Why was ketchup banned in the USSR?

Many residents of our country like to season different dishes with a delicious sauce – ketchup. It has a unique sweet taste, which has a slight sourness. Today, ketchup is sold in any grocery store or supermarket. But there was a time when this sauce was banned in the Soviet Union.
Who in the USSR came up with the idea to launch the production of American ketchup?

Few people know that ketchup production was established in Russia after the October Revolution. At the same time, American technologies were used. When the Soviet food industry worked under the leadership of People’s Commissar Anastas Mikoyan, ketchup was sold in stores.
The idea of producing this unusual sauce in the USSR came to Mikoyan’s mind when he was on a visit to the United States, where he tasted dishes with ketchup and appreciated its taste. Tomatoes were actively grown in the country. The production of ketchup did not require complex equipment.

The Main Channel of the Ministry of Food Industry of the Soviet Union was instructed to supervise the supply of ketchup for retail sale. At that time, the sauce in our country was made from tomato puree with the addition of various aromatic spices and spices.
Popularization of tomato sauce in the Soviet Union
In 1935, the USSR began to conduct an active campaign to advertise ketchup. Interestingly, the American product was promoted to the masses when supporters of the country’s Western path of development were imprisoned and sometimes sentenced to death.
The cost of Soviet ketchup was inexpensive. This product was bought by many Soviet citizens. The price of 250 g of such sauce was 1.60 rubles.

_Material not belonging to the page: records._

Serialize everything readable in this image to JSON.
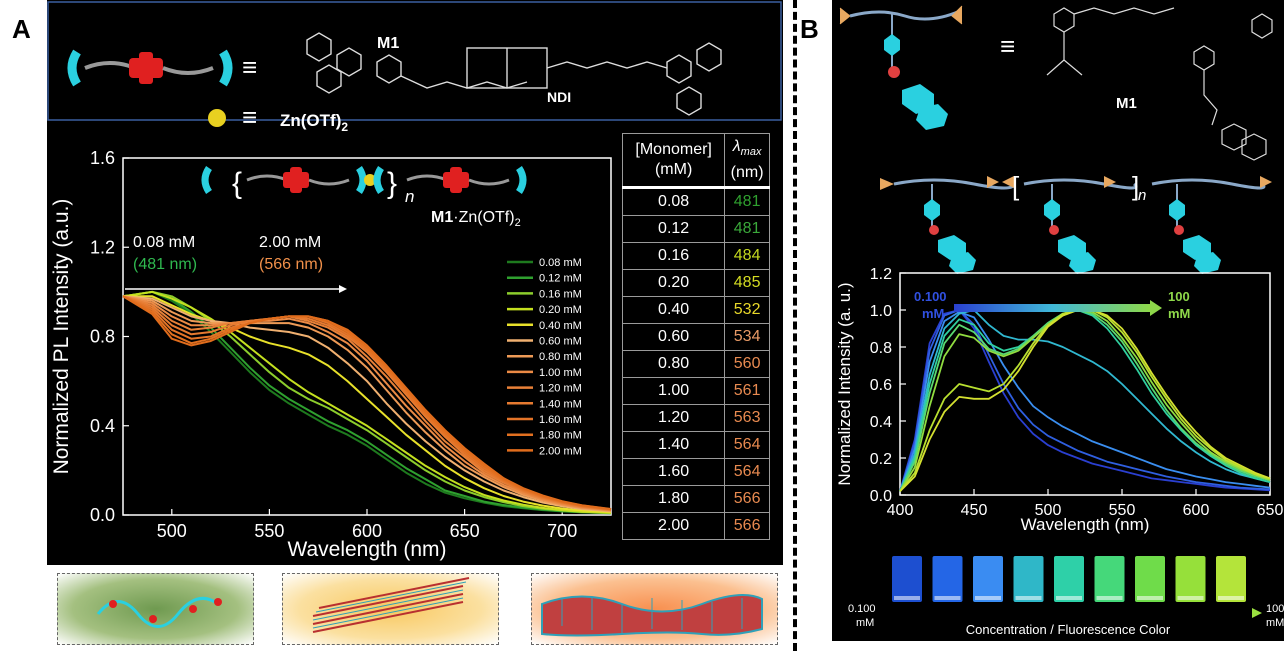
{
  "panels": {
    "a": "A",
    "b": "B"
  },
  "colors": {
    "plateau": [
      "#1e7a1e",
      "#2fa02f",
      "#8ccd2c",
      "#c4e01f",
      "#e8e12a",
      "#f0b070",
      "#ee9a56",
      "#ec8a45",
      "#e88138",
      "#e67a30",
      "#e47428",
      "#e27020",
      "#e06c1c"
    ]
  },
  "panel_a": {
    "legend_m1": "M1",
    "zn_label": "Zn(OTf)",
    "zn_sub": "2",
    "ndi_label": "NDI",
    "equiv": "≡",
    "complex_bold": "M1",
    "complex_rest": "·Zn(OTf)",
    "complex_sub": "2",
    "n_label": "n",
    "annot_low_conc": "0.08 mM",
    "annot_low_wl": "(481 nm)",
    "annot_high_conc": "2.00 mM",
    "annot_high_wl": "(566 nm)",
    "table_header_monomer": "[Monomer]",
    "table_header_unit": "(mM)",
    "table_header_lambda": "λ",
    "table_header_lambda_sub": "max",
    "table_header_lambda_unit": "(nm)",
    "table_rows": [
      {
        "conc": "0.08",
        "lmax": "481",
        "color": "#2fa02f"
      },
      {
        "conc": "0.12",
        "lmax": "481",
        "color": "#3aa83a"
      },
      {
        "conc": "0.16",
        "lmax": "484",
        "color": "#c4d81f"
      },
      {
        "conc": "0.20",
        "lmax": "485",
        "color": "#d4dc22"
      },
      {
        "conc": "0.40",
        "lmax": "532",
        "color": "#e8d82a"
      },
      {
        "conc": "0.60",
        "lmax": "534",
        "color": "#e89a66"
      },
      {
        "conc": "0.80",
        "lmax": "560",
        "color": "#e88a50"
      },
      {
        "conc": "1.00",
        "lmax": "561",
        "color": "#e88a50"
      },
      {
        "conc": "1.20",
        "lmax": "563",
        "color": "#e88a50"
      },
      {
        "conc": "1.40",
        "lmax": "564",
        "color": "#e88a50"
      },
      {
        "conc": "1.60",
        "lmax": "564",
        "color": "#e88a50"
      },
      {
        "conc": "1.80",
        "lmax": "566",
        "color": "#e88a50"
      },
      {
        "conc": "2.00",
        "lmax": "566",
        "color": "#e88a50"
      }
    ]
  },
  "panel_b": {
    "m1_label": "M1",
    "equiv": "≡",
    "n_label": "n",
    "strip_left": "0.100",
    "strip_left_unit": "mM",
    "strip_right": "100",
    "strip_right_unit": "mM",
    "strip_caption": "Concentration / Fluorescence Color",
    "vial_colors": [
      "#1d4fd0",
      "#2466e6",
      "#3a8cf2",
      "#2fb7c8",
      "#2ed0a8",
      "#45d87a",
      "#6fdc4a",
      "#96e03a",
      "#b4e43a"
    ]
  },
  "chart_data": [
    {
      "type": "line",
      "xlabel": "Wavelength (nm)",
      "ylabel": "Normalized PL Intensity (a.u.)",
      "xlim": [
        475,
        725
      ],
      "ylim": [
        0,
        1.6
      ],
      "xticks": [
        500,
        550,
        600,
        650,
        700
      ],
      "yticks": [
        0.0,
        0.4,
        0.8,
        1.2,
        1.6
      ],
      "ytick_labels": [
        "0.0",
        "0.4",
        "0.8",
        "1.2",
        "1.6"
      ],
      "legend_position": "right",
      "x": [
        475,
        490,
        500,
        510,
        520,
        530,
        540,
        550,
        560,
        570,
        580,
        590,
        600,
        610,
        620,
        630,
        640,
        650,
        660,
        670,
        680,
        690,
        700,
        710,
        725
      ],
      "series": [
        {
          "name": "0.08 mM",
          "color": "#1e7a1e",
          "values": [
            0.98,
            1.0,
            0.96,
            0.9,
            0.82,
            0.73,
            0.64,
            0.56,
            0.5,
            0.45,
            0.4,
            0.36,
            0.31,
            0.25,
            0.19,
            0.14,
            0.1,
            0.075,
            0.055,
            0.04,
            0.03,
            0.022,
            0.016,
            0.012,
            0.008
          ]
        },
        {
          "name": "0.12 mM",
          "color": "#2fa02f",
          "values": [
            0.98,
            1.0,
            0.97,
            0.91,
            0.84,
            0.75,
            0.66,
            0.58,
            0.52,
            0.47,
            0.42,
            0.38,
            0.33,
            0.27,
            0.21,
            0.16,
            0.11,
            0.085,
            0.06,
            0.045,
            0.033,
            0.024,
            0.017,
            0.012,
            0.008
          ]
        },
        {
          "name": "0.16 mM",
          "color": "#8ccd2c",
          "values": [
            0.98,
            1.0,
            0.98,
            0.93,
            0.87,
            0.8,
            0.72,
            0.64,
            0.57,
            0.52,
            0.48,
            0.43,
            0.38,
            0.32,
            0.26,
            0.2,
            0.15,
            0.11,
            0.08,
            0.058,
            0.04,
            0.028,
            0.02,
            0.014,
            0.009
          ]
        },
        {
          "name": "0.20 mM",
          "color": "#c4e01f",
          "values": [
            0.98,
            1.0,
            0.97,
            0.93,
            0.88,
            0.82,
            0.75,
            0.68,
            0.61,
            0.55,
            0.5,
            0.45,
            0.4,
            0.34,
            0.28,
            0.22,
            0.17,
            0.125,
            0.09,
            0.065,
            0.046,
            0.032,
            0.022,
            0.015,
            0.01
          ]
        },
        {
          "name": "0.40 mM",
          "color": "#e8e12a",
          "values": [
            0.98,
            0.98,
            0.94,
            0.9,
            0.87,
            0.84,
            0.8,
            0.77,
            0.75,
            0.72,
            0.67,
            0.6,
            0.52,
            0.44,
            0.36,
            0.29,
            0.22,
            0.165,
            0.12,
            0.085,
            0.06,
            0.042,
            0.029,
            0.02,
            0.012
          ]
        },
        {
          "name": "0.60 mM",
          "color": "#f0b070",
          "values": [
            0.98,
            0.97,
            0.93,
            0.89,
            0.87,
            0.86,
            0.84,
            0.83,
            0.82,
            0.8,
            0.75,
            0.68,
            0.6,
            0.5,
            0.41,
            0.33,
            0.26,
            0.2,
            0.15,
            0.11,
            0.08,
            0.056,
            0.039,
            0.027,
            0.016
          ]
        },
        {
          "name": "0.80 mM",
          "color": "#ee9a56",
          "values": [
            0.98,
            0.96,
            0.91,
            0.87,
            0.86,
            0.86,
            0.86,
            0.86,
            0.86,
            0.84,
            0.8,
            0.74,
            0.66,
            0.56,
            0.46,
            0.37,
            0.29,
            0.22,
            0.17,
            0.125,
            0.09,
            0.064,
            0.045,
            0.031,
            0.019
          ]
        },
        {
          "name": "1.00 mM",
          "color": "#ec8a45",
          "values": [
            0.98,
            0.95,
            0.89,
            0.85,
            0.85,
            0.86,
            0.87,
            0.87,
            0.88,
            0.86,
            0.82,
            0.77,
            0.69,
            0.59,
            0.49,
            0.4,
            0.31,
            0.24,
            0.18,
            0.135,
            0.098,
            0.07,
            0.049,
            0.034,
            0.021
          ]
        },
        {
          "name": "1.20 mM",
          "color": "#e88138",
          "values": [
            0.98,
            0.94,
            0.87,
            0.83,
            0.84,
            0.86,
            0.87,
            0.88,
            0.89,
            0.87,
            0.84,
            0.79,
            0.71,
            0.62,
            0.52,
            0.42,
            0.33,
            0.26,
            0.19,
            0.145,
            0.105,
            0.075,
            0.053,
            0.037,
            0.023
          ]
        },
        {
          "name": "1.40 mM",
          "color": "#e67a30",
          "values": [
            0.98,
            0.93,
            0.85,
            0.81,
            0.82,
            0.85,
            0.87,
            0.88,
            0.89,
            0.88,
            0.85,
            0.8,
            0.73,
            0.64,
            0.54,
            0.44,
            0.35,
            0.27,
            0.2,
            0.15,
            0.11,
            0.079,
            0.056,
            0.039,
            0.024
          ]
        },
        {
          "name": "1.60 mM",
          "color": "#e47428",
          "values": [
            0.98,
            0.92,
            0.83,
            0.79,
            0.8,
            0.84,
            0.86,
            0.88,
            0.89,
            0.89,
            0.86,
            0.81,
            0.74,
            0.65,
            0.55,
            0.45,
            0.36,
            0.28,
            0.21,
            0.155,
            0.114,
            0.082,
            0.058,
            0.041,
            0.025
          ]
        },
        {
          "name": "1.80 mM",
          "color": "#e27020",
          "values": [
            0.98,
            0.91,
            0.81,
            0.77,
            0.79,
            0.83,
            0.86,
            0.88,
            0.89,
            0.89,
            0.87,
            0.82,
            0.75,
            0.66,
            0.56,
            0.46,
            0.37,
            0.29,
            0.22,
            0.16,
            0.118,
            0.085,
            0.06,
            0.043,
            0.026
          ]
        },
        {
          "name": "2.00 mM",
          "color": "#e06c1c",
          "values": [
            0.98,
            0.9,
            0.79,
            0.76,
            0.78,
            0.82,
            0.86,
            0.88,
            0.89,
            0.89,
            0.87,
            0.83,
            0.76,
            0.67,
            0.57,
            0.47,
            0.38,
            0.3,
            0.23,
            0.165,
            0.12,
            0.088,
            0.062,
            0.044,
            0.027
          ]
        }
      ]
    },
    {
      "type": "line",
      "xlabel": "Wavelength (nm)",
      "ylabel": "Normalized Intensity (a. u.)",
      "xlim": [
        400,
        650
      ],
      "ylim": [
        0,
        1.2
      ],
      "xticks": [
        400,
        450,
        500,
        550,
        600,
        650
      ],
      "yticks": [
        0.0,
        0.2,
        0.4,
        0.6,
        0.8,
        1.0,
        1.2
      ],
      "ytick_labels": [
        "0.0",
        "0.2",
        "0.4",
        "0.6",
        "0.8",
        "1.0",
        "1.2"
      ],
      "gradient_label_left": "0.100",
      "gradient_label_left_unit": "mM",
      "gradient_label_right": "100",
      "gradient_label_right_unit": "mM",
      "x": [
        400,
        410,
        420,
        430,
        440,
        450,
        460,
        470,
        480,
        490,
        500,
        510,
        520,
        530,
        540,
        550,
        560,
        570,
        580,
        590,
        600,
        610,
        620,
        630,
        640,
        650
      ],
      "series": [
        {
          "color": "#2a3fd0",
          "values": [
            0.02,
            0.3,
            0.82,
            0.98,
            1.0,
            0.9,
            0.72,
            0.55,
            0.42,
            0.33,
            0.27,
            0.23,
            0.2,
            0.17,
            0.15,
            0.13,
            0.11,
            0.09,
            0.08,
            0.07,
            0.06,
            0.05,
            0.04,
            0.035,
            0.03,
            0.025
          ]
        },
        {
          "color": "#2f5fe0",
          "values": [
            0.02,
            0.28,
            0.78,
            0.97,
            1.0,
            0.92,
            0.76,
            0.6,
            0.47,
            0.38,
            0.32,
            0.28,
            0.24,
            0.21,
            0.18,
            0.16,
            0.14,
            0.12,
            0.1,
            0.085,
            0.07,
            0.06,
            0.05,
            0.04,
            0.035,
            0.03
          ]
        },
        {
          "color": "#3a8ef0",
          "values": [
            0.02,
            0.25,
            0.72,
            0.94,
            0.99,
            0.96,
            0.84,
            0.7,
            0.58,
            0.48,
            0.42,
            0.37,
            0.33,
            0.29,
            0.26,
            0.23,
            0.2,
            0.17,
            0.14,
            0.12,
            0.1,
            0.085,
            0.07,
            0.06,
            0.05,
            0.04
          ]
        },
        {
          "color": "#30b8d0",
          "values": [
            0.02,
            0.22,
            0.65,
            0.9,
            0.98,
            1.0,
            0.92,
            0.86,
            0.84,
            0.84,
            0.83,
            0.8,
            0.76,
            0.72,
            0.67,
            0.6,
            0.52,
            0.44,
            0.36,
            0.29,
            0.23,
            0.18,
            0.14,
            0.11,
            0.09,
            0.07
          ]
        },
        {
          "color": "#30d0a0",
          "values": [
            0.02,
            0.2,
            0.6,
            0.86,
            0.95,
            0.92,
            0.82,
            0.78,
            0.8,
            0.86,
            0.93,
            0.98,
            1.0,
            0.97,
            0.9,
            0.8,
            0.68,
            0.55,
            0.44,
            0.35,
            0.27,
            0.21,
            0.16,
            0.12,
            0.09,
            0.07
          ]
        },
        {
          "color": "#5ad870",
          "values": [
            0.02,
            0.18,
            0.55,
            0.82,
            0.92,
            0.88,
            0.79,
            0.76,
            0.79,
            0.86,
            0.93,
            0.98,
            1.0,
            0.98,
            0.92,
            0.83,
            0.71,
            0.58,
            0.46,
            0.36,
            0.28,
            0.22,
            0.17,
            0.13,
            0.1,
            0.08
          ]
        },
        {
          "color": "#90dc40",
          "values": [
            0.02,
            0.15,
            0.48,
            0.75,
            0.87,
            0.85,
            0.78,
            0.75,
            0.78,
            0.85,
            0.92,
            0.97,
            1.0,
            0.99,
            0.94,
            0.85,
            0.74,
            0.61,
            0.49,
            0.39,
            0.3,
            0.23,
            0.18,
            0.14,
            0.11,
            0.08
          ]
        },
        {
          "color": "#b8e030",
          "values": [
            0.02,
            0.12,
            0.35,
            0.52,
            0.6,
            0.58,
            0.56,
            0.6,
            0.7,
            0.82,
            0.92,
            0.98,
            1.0,
            1.0,
            0.96,
            0.88,
            0.77,
            0.64,
            0.52,
            0.41,
            0.32,
            0.25,
            0.19,
            0.15,
            0.11,
            0.09
          ]
        },
        {
          "color": "#d4e030",
          "values": [
            0.02,
            0.1,
            0.3,
            0.45,
            0.53,
            0.52,
            0.52,
            0.57,
            0.67,
            0.8,
            0.91,
            0.97,
            1.0,
            1.0,
            0.97,
            0.9,
            0.79,
            0.66,
            0.54,
            0.43,
            0.34,
            0.26,
            0.2,
            0.16,
            0.12,
            0.09
          ]
        }
      ]
    }
  ]
}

Half a kilogram of ketchup cost 2.25 rubles, which was quite cheap. Pay attention to the fact that sausages at that time were sold at a price of 10 rubles per 1 kg.
In the 1930s, large volumes of tomato sauce were produced in the USSR. But still, not all citizens of the Land of the Soviets immediately got used to ketchup and began to regularly use it in everyday life, for example, as a seasoning for various dishes and snacks.

In the late 1930s, the popularity of ketchup in the USSR grew. Many citizens fell in love with the taste of this tomato sauce with spices, but ketchup could not win the nation’s love at that time.

Why did the USSR stop producing ketchup?
When the Great Patriotic War began, the American tomato product was stopped in the USSR. The authorities were concerned about the survival of their people and the solution of other important issues. On the equipment previously used for the production of ketchup, they began to produce other products.
In the second half of the 1940s, World War III could have begun on our planet. Once a good friend of the Soviet Union, the United States, has become a real enemy of the USSR. The country has stopped producing products using American technologies. Soviet citizens should have forgotten about it.

In the first half of the 1950s, the country stopped publishing books of culinary recipes mentioning ketchup, which was actively advertised 20 years ago. This issue was resolved harshly by the Soviet authorities. Ketchup has ceased to be remembered at all.
Sauces that replaced ketchup and imported products
High-ranking officials from the Ministry of Food Industry of the USSR began to think about replacing American tomato sauce with a similar Soviet-made product. At that time, the production of the legendary sauces “Ostrogo”, “Yuzhny” and “Krasnodarsky” began. But these tomato products could not replace people’s favorite ketchup.

At the very end of the 1950s, the sale of Bulgarian ketchup began in the Soviet Union. Pretty quickly, this sauce turned into a scarce product.

Not all stores sold products that were in high demand. It was not until the 1980s that the USSR resumed importing ketchup produced in the United States and Europe.